●レポート:関谷守正 ●写真:ホンダ/八重洲出版 ●記事提供:モーサイ編集部(上野茂岐)
序
ホンダは時に途方もないような数々の挑戦によって、成長してきたブランドである。それは、いわゆる技術との戦いや画期的な商品開発における作り手の格闘や苦悩に対するユーザーのシンパシー、あるいはその商品による新たな歓びの享受によって裏付けられてきた(少なくとも我々ユーザー側の立場ではそういう事になる)。
それを生む発想の原点は何なのか?
(中略)
これから語るのは、間違いなくホンダの「そういう物語」であり、まったく新しいバイクを創出するための 「心の在り方」を考える少し大人の話である。
第1章:21世紀に出遅れたホンダ
現在、原付二種を核にしたレジャーバイクの市場はホンダの独占状態である。それは2021年にこのカテゴリーにおける競合モデルが存在しなくなった事もあって確固たるものとなったのだが、そもそもホンダには1961年のZ100 モンキーオート(1963年に市販されたCZ100 モンキーの原型)以来のレジャーバイクの歴史があり、それに裏付けられたブランド力と信頼性が人気の根本にある。
その60年の歴史を振り返ると、多くの場合はスーパーカブの前傾エンジン+8or10インチホイールがセオリーであり、時にはその枠にはまらないモデルも登場したが、基本はモンキーやダックスという定番モデルの潮流である。翻ればそれはスーパーカブのエンジンが持つ強烈なほどのオリジナリティと信頼性のなせる技だったはずだ。
ところが、それらとはまったく異なった出自を持つ独創的なモデル──つまり、まったく新しいコンセプトを与えられたモデル群が登場した時期があった。それも2001年から約4年の間に、それぞれ違うカタチの原付一種が4モデル、さらに250ccスクーターと試作モデルの計6モデルが開発されている。

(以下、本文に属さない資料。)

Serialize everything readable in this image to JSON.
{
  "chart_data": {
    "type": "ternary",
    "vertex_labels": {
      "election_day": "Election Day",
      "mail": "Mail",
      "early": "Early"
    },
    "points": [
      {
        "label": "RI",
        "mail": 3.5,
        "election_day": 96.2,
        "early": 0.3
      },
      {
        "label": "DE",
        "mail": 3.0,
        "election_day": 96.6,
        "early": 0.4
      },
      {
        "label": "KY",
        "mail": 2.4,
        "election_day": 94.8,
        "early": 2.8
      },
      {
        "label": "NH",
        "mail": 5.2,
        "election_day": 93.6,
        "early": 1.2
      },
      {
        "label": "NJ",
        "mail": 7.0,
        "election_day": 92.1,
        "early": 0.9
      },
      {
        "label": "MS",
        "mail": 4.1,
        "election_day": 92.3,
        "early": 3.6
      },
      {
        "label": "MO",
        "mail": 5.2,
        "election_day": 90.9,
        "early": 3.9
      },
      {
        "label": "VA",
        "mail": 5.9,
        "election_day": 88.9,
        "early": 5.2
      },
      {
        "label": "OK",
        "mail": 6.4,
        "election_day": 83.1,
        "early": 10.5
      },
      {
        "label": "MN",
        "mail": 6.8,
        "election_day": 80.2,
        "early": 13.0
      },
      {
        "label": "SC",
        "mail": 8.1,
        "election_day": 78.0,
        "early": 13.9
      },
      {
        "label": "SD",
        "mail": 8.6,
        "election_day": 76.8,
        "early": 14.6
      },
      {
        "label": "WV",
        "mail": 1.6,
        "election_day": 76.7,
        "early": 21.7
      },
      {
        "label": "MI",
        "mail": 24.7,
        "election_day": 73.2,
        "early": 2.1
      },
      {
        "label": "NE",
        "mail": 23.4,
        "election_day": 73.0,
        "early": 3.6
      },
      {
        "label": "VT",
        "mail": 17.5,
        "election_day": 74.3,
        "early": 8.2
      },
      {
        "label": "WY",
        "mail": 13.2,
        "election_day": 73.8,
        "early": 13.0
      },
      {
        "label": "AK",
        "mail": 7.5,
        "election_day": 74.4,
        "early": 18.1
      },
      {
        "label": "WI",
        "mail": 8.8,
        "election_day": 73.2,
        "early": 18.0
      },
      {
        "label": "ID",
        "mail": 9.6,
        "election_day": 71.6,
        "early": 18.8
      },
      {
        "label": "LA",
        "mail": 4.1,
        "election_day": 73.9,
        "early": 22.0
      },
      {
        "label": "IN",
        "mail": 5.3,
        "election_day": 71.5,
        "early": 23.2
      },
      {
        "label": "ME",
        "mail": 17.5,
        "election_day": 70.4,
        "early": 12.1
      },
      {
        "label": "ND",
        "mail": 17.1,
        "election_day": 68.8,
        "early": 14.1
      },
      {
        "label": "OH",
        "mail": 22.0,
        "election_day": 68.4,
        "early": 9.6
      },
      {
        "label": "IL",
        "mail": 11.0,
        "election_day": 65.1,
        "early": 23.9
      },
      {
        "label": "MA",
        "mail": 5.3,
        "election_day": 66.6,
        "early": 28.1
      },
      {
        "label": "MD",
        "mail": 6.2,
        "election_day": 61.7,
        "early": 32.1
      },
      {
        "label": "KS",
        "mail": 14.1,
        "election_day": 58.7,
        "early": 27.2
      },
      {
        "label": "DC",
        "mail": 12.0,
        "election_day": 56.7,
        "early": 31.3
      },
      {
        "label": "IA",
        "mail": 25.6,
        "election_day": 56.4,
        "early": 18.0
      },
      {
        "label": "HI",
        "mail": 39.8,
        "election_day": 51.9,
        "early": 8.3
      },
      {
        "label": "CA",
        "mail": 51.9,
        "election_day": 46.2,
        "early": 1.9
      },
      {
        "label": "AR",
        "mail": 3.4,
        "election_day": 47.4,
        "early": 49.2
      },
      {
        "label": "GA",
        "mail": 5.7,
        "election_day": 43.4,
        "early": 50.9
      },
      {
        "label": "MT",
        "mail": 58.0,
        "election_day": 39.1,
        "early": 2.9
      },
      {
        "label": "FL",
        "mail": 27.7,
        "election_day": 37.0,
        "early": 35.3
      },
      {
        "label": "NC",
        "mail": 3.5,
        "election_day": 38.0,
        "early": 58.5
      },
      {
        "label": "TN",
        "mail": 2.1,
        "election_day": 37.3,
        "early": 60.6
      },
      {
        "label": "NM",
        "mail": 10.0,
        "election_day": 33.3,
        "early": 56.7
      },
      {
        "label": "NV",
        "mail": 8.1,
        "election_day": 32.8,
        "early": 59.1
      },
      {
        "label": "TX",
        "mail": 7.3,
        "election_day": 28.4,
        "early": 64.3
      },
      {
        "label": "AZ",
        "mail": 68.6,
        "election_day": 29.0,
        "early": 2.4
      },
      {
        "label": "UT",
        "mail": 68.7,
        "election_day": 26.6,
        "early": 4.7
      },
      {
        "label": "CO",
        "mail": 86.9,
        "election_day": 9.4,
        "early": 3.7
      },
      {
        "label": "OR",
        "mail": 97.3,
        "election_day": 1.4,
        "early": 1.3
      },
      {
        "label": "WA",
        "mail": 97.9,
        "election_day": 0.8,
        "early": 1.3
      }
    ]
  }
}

この一連のモデル開発は『Nプロジェクト』と呼ばれ、その開発部隊はいわゆるバイクファンやベテランよりも普通の「若者」を幅広く対象とし、そこへ新しい価値を持った商品を継続的に送り出すという目的を持っていた。そして、技術面においての革新的チャレンジは御家芸であるものの、商品パッケージとしてはコンサバティブ(保守的)とも言えるホンダの商品群の中で、それらは異形であり異端であり、あるいは掟破りの内容だった。